Marianne fue directa hacia ella e Ylva se hizo una bola en la cama, agachó la cabeza y levantó los hombros todo lo que pudo.
Marianne estaba encima de ella, mirando hacia abajo, observándola.
—¿Te crees que no me doy cuenta de lo que pretendes?
Ylva la miró insegura, sin responder. Las únicas palabras que podía decir sin pedir permiso previo eran gracias y perdón. Y tenía que decirlas con convicción. Si Marianne intuía una falta de sinceridad podía castigarla.
—Es ridículo —dijo Marianne—. Eres una puta que no vale nada y te crees que puedes crear discordia entre mi marido y yo. ¿Qué pasa, que no tienes sentido de la realidad? ¿De verdad te crees que él quiere estar contigo?
Hizo una pausa y observó a Ylva con la misma resignación con la que un profesor mira a un alumno poco dotado.
—¿Crees que alguien te quiere? Si abriéramos la puerta y te dejáramos salir, ¿qué crees que pasaría? ¿Crees que Mike te acogería, cuando se enterara de lo guarra que has sido?
Casi parecía que Marianne se estuviera divirtiendo. Su desprecio era total y soltaba su discurso apoyándose en la fuerza de su convencimiento. Ylva no tenía ninguna posibilidad de replicarle. Cualquier intento de objeción sería completamente en vano.
Marianne levantó la mano; Ylva se agachó por acto reflejo.
La mujer soltó una carcajada.
—¿Por qué te iba a pegar? —dijo—. No mereces el esfuerzo.
Tiró la cuerda sobre la cama y se dirigió hacia la puerta. Cuando metió la llave en la cerradura se volvió.
—Ha venido tu hija, ¿te lo he dicho? Le he comprado una flor de mayo. Le he dado una buena propina. Se podría decir que ahora somos amigas.
Abrió la puerta y se marchó.
• • •
—Por debajo de la calle Trädgårdsgatan —constató Mike mirando a su alrededor con los ojos de par en par.
—¿Muy terrible? —preguntó Nour y probó el café.
—Un poco.
—Me imagino. Yo me crié aquí mismo.
—Imposible —replicó Mike—. Nadie vive por debajo de la calle Trädgårdsgatan, simplemente, no se hace.
—¿Y tú dónde te has criado? A ver —dijo Nour—. ¿Tågaborg?
—Hittarp.
—¿En serio?
Mike asintió sonriente.
—De vuelta a la escena del crimen —añadió Nour, arrepintiéndose inmediatamente de sus palabras.

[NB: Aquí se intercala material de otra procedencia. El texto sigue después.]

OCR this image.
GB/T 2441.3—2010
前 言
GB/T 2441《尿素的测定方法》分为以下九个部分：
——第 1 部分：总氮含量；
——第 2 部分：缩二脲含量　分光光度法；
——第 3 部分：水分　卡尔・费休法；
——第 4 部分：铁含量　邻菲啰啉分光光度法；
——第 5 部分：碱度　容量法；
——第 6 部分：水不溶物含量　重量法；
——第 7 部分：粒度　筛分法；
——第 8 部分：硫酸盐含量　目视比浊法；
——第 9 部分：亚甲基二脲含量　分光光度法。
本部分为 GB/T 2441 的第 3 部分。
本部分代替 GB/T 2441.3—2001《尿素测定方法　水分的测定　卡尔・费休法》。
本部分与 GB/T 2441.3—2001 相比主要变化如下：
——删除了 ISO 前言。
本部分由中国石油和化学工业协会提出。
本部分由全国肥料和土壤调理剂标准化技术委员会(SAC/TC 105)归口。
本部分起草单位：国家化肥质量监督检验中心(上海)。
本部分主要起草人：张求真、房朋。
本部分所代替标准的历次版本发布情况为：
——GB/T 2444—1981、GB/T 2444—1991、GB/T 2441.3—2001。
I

—Más o menos —respondió Mike sin tomárselo a pecho.
—¿La misma casa?
—Tampoco exageres.
—¿Calle arriba, calle abajo?
Mike no pudo reprimir la risa. Le salió por la nariz.
—Casi —dijo.
Nour asintió en silencio.
—Tuve una amiga —dijo ella— que decía que hay dos maneras de medir el éxito de las personas. La primera no recuerdo cuál era, pero la segunda era la distancia geográfica entre al sitio en el que te has criado y el sitio en el que acabas. Cuanto más grande, mayor es el éxito.

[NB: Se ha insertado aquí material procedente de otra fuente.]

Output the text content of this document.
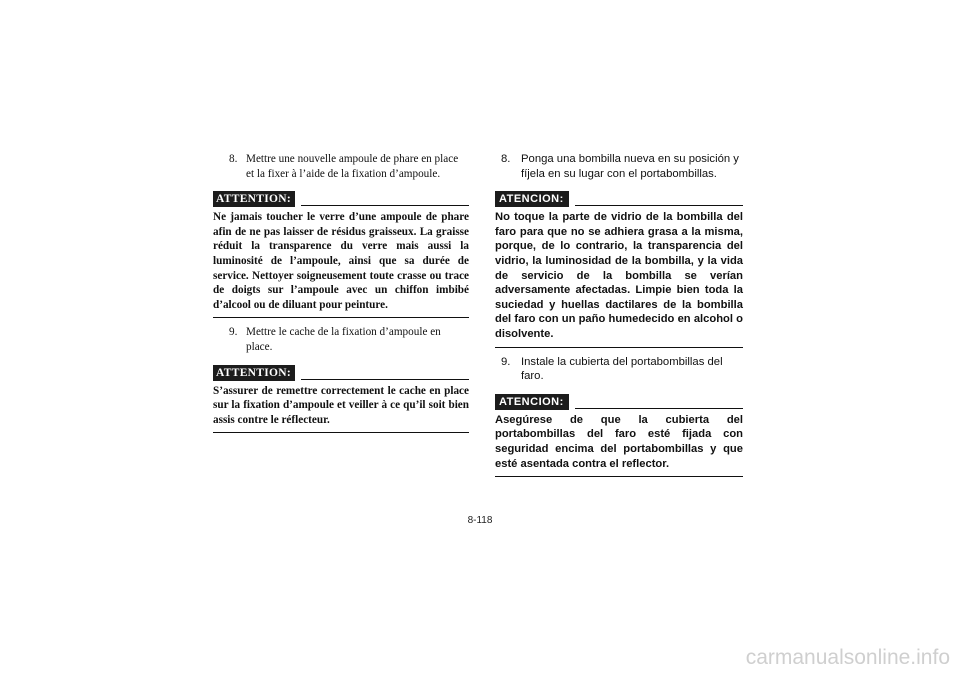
8. Mettre une nouvelle ampoule de phare en place et la fixer à l’aide de la fixation d’ampoule.
ATTENTION:
Ne jamais toucher le verre d’une ampoule de phare afin de ne pas laisser de résidus graisseux. La graisse réduit la transparence du verre mais aussi la luminosité de l’ampoule, ainsi que sa durée de service. Nettoyer soigneusement toute crasse ou trace de doigts sur l’ampoule avec un chiffon imbibé d’alcool ou de diluant pour peinture.
9. Mettre le cache de la fixation d’ampoule en place.
ATTENTION:
S’assurer de remettre correctement le cache en place sur la fixation d’ampoule et veiller à ce qu’il soit bien assis contre le réflecteur.
8. Ponga una bombilla nueva en su posición y fíjela en su lugar con el portabombillas.
ATENCION:
No toque la parte de vidrio de la bombilla del faro para que no se adhiera grasa a la misma, porque, de lo contrario, la transparencia del vidrio, la luminosidad de la bombilla, y la vida de servicio de la bombilla se verían adversamente afectadas. Limpie bien toda la suciedad y huellas dactilares de la bombilla del faro con un paño humedecido en alcohol o disolvente.
9. Instale la cubierta del portabombillas del faro.
ATENCION:
Asegúrese de que la cubierta del portabombillas del faro esté fijada con seguridad encima del portabombillas y que esté asentada contra el reflector.
8-118
carmanualsonline.info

—Entonces soy un auténtico fracasado —afirmó Mike—. Aunque en realidad viví unos años en Estocolmo, y nací en Estados Unidos.
—Aplausos —dijo Nour—. ¿Y en cuanto tuvisteis a Sanna os volvisteis a casa?

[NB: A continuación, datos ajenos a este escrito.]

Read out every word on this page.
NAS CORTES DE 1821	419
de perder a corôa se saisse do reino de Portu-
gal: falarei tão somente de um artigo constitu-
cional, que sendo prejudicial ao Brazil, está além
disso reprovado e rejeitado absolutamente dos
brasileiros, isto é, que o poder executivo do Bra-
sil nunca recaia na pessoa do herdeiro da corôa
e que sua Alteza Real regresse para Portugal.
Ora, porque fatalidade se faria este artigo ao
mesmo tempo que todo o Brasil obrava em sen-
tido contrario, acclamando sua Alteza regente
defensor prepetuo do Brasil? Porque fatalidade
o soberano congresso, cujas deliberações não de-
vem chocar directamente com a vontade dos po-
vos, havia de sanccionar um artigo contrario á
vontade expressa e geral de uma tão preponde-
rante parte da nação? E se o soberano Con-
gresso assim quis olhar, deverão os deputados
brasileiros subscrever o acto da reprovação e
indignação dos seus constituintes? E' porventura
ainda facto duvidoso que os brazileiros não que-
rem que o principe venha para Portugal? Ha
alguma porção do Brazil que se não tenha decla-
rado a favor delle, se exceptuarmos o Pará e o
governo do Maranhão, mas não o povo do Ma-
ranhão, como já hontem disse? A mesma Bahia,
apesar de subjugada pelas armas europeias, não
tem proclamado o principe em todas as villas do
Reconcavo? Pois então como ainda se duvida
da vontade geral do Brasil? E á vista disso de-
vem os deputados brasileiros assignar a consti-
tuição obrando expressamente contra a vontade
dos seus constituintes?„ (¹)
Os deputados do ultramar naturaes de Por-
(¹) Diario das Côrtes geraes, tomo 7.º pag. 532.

—No para Ylva. Ella era de Estocolmo.
Era…
El tiempo verbal se quedó suspendido en el aire.
Nour miró extrañada a Mike, que tragó saliva nervioso. Al final ella le sonrió afable.
—¿Piensas mucho en ella?
Mike empujó la taza al centro de la mesa.
—No sé qué pienso —respondió—. No sé si pienso en palabras. ¿Tú cómo piensas? ¿En palabras o en imágenes?
Nour no contestó.
—De repente se me aparece —explicó Mike—. A veces con opiniones. Se me pone al lado y me dice que baje el fuego para no quemar la comida, se pone las manos en la cintura y pone los ojos en blanco cuando Sanna se pone la ropa que no toca. ¿Cómo se le llama a eso?
—¿Que vela por vosotros?
Mike respiró hondo y soltó todo el aire en un suspiro.
—O algo así. Un infierno, eso es lo que es. ¿Te apetece venir a cenar?
—¿Cenar?
Nour dio un respingo. La pregunta la había cogido por sorpresa.
—Si tienes novio puedes traértelo, sin problemas —dijo Mike.
—Sí.
—Vale. Genial. ¿El viernes?
—O sea, quiero decir que iré encantada. Pero sola. No tengo novio.
—¿O prefieres el sábado? Si hace buen tiempo podemos hacer una barbacoa.
Nour se rió, Mike no entendía por qué.
—¿Qué?
—Barbacoa.
—¿No comes carne?
—Sí, sí, desde luego. Es la actividad en sí. Me parece…, no sé, dulce.
—¿Dulce?
—Sí, dulce, tierna.
—¿Qué tiene de tierno hacer una barbacoa? —preguntó Mike.
—Porque es conmovedor —dijo Nour—. Hombres que creen saber hacer cosas. Como niños omnipotentes. Pueden solos.